GUELPH – “Police-in-schools programs endanger Black and racialized children.”
That’s according to the Upper Grand District School Board (UGDSB) Black Parents Council, a grassroots collective founded by a group of parents who say there’s an urgent need for advocacy, support, and accountability within the school board.
The group is holding a Sept. 27 event to “discuss safe and inclusive school environments without the presence of police officers.”
The event will take place from 2 to 5pm at Shelldale Family Gateway and the EarlyON Centre at 20 Shelldale Cres., Guelph.
The event will feature guest speakers Andrea Vásquez Jiméne and Robyn Maynard.

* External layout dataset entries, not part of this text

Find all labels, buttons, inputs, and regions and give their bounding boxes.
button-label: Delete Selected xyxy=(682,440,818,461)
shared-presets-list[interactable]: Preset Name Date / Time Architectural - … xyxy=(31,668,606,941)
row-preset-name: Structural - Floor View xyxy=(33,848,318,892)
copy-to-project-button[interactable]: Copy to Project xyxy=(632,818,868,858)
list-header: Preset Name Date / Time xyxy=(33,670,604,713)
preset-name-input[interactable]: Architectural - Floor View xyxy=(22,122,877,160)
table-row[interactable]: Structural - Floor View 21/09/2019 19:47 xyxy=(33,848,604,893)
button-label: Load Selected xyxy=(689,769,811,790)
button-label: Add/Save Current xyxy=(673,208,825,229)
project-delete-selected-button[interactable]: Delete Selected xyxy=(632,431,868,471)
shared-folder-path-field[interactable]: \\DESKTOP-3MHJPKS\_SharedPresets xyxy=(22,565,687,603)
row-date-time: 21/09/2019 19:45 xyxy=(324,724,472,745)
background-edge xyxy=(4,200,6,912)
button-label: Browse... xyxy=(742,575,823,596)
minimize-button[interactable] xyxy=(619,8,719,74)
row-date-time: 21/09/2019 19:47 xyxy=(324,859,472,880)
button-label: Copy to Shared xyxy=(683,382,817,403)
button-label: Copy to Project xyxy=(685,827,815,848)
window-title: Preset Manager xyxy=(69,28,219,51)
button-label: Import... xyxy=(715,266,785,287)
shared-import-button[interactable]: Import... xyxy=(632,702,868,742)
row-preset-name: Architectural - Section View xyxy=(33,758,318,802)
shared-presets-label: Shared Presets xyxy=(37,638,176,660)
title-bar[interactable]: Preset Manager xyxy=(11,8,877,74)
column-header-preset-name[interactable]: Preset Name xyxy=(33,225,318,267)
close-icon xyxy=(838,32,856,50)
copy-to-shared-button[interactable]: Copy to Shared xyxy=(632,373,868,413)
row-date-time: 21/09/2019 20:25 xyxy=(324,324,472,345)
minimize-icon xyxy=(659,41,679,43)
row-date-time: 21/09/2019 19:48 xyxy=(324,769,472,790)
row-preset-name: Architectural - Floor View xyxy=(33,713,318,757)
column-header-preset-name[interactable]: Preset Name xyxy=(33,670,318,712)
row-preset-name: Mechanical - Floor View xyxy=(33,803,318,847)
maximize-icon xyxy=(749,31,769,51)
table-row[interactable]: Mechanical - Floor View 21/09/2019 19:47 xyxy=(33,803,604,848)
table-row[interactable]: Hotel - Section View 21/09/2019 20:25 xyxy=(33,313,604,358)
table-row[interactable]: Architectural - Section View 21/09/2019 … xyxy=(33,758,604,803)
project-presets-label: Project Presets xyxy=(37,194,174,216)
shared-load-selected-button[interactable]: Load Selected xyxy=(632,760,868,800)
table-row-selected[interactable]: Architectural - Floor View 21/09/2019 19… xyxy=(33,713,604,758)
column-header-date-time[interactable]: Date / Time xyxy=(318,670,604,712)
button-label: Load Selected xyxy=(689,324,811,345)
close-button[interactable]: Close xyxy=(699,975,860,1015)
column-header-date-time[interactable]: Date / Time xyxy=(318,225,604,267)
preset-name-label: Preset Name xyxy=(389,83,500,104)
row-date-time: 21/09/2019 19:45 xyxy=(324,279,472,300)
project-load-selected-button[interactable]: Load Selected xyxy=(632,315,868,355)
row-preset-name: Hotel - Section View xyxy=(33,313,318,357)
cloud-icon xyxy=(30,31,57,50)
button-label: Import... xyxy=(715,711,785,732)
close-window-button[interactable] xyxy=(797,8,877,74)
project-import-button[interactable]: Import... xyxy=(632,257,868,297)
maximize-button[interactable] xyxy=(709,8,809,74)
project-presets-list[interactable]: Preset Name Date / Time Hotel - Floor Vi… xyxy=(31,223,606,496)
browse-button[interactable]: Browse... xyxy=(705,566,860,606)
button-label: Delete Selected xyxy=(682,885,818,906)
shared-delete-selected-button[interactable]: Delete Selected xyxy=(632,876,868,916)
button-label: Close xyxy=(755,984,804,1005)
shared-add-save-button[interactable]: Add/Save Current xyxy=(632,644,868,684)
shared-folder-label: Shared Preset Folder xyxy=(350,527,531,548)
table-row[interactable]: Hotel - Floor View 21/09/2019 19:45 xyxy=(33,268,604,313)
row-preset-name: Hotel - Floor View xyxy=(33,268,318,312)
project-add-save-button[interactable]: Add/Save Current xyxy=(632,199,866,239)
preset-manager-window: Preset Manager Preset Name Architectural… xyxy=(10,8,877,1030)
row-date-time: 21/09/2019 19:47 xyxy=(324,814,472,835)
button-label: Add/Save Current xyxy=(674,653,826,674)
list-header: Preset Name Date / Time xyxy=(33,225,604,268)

Vásquez Jiménez is the founder, director and principal consultant of Policing-Free Schools (Canada), “where she works with communities to advocate, strategize, mobilize and organize for the uprooting of policing and carceral infrastructures, practices, policies, culture and logics in educational spaces,” according to her bio at policingfreeschools.ca.
She is an Afro-Latina community organizer who “strives to co-create transformative, healthy, equitable, life-affirming, liberatory, healing-centred and policing-free educational spaces.”
Robyn Maynard is a Black feminist writer, scholar, and assistant professor of Black Feminisms in Canada at the University of Toronto-Scarborough.
She is the author of the acclaimed books Policing Black Lives and Rehearsals for Living.
Maynard’s writing on borders, policing, abolition and Black feminism is taught widely in universities across Canada, the United States and Europe.
The event aims to bring parents, students, and community members together to learn about the ongoing struggle in Ontario, beyond the fight against Bill 33, officials state.
Bill 33, or Supporting Children and Students Act, 2025, amends acts related to youth services and education and would require school boards to partner with police to implement School Resource Officer (SRO) programs and provide police access to schools.
“Together, we will discuss the impact of the school-to-prison pipeline, the profiling of Black students, and how police-in-schools programs endanger Black and racialized children,” event organizers state.
“We will learn about strategies aiming to shift to policing-free schools and dismantling the school–prison nexus and co-creating liberatory education.
“We believe that schools should be safe, affirming environments where Black children can thrive, yet this has not been the reality in the UGDSB, nor across Ontario more broadly,” Black Parents Council members state.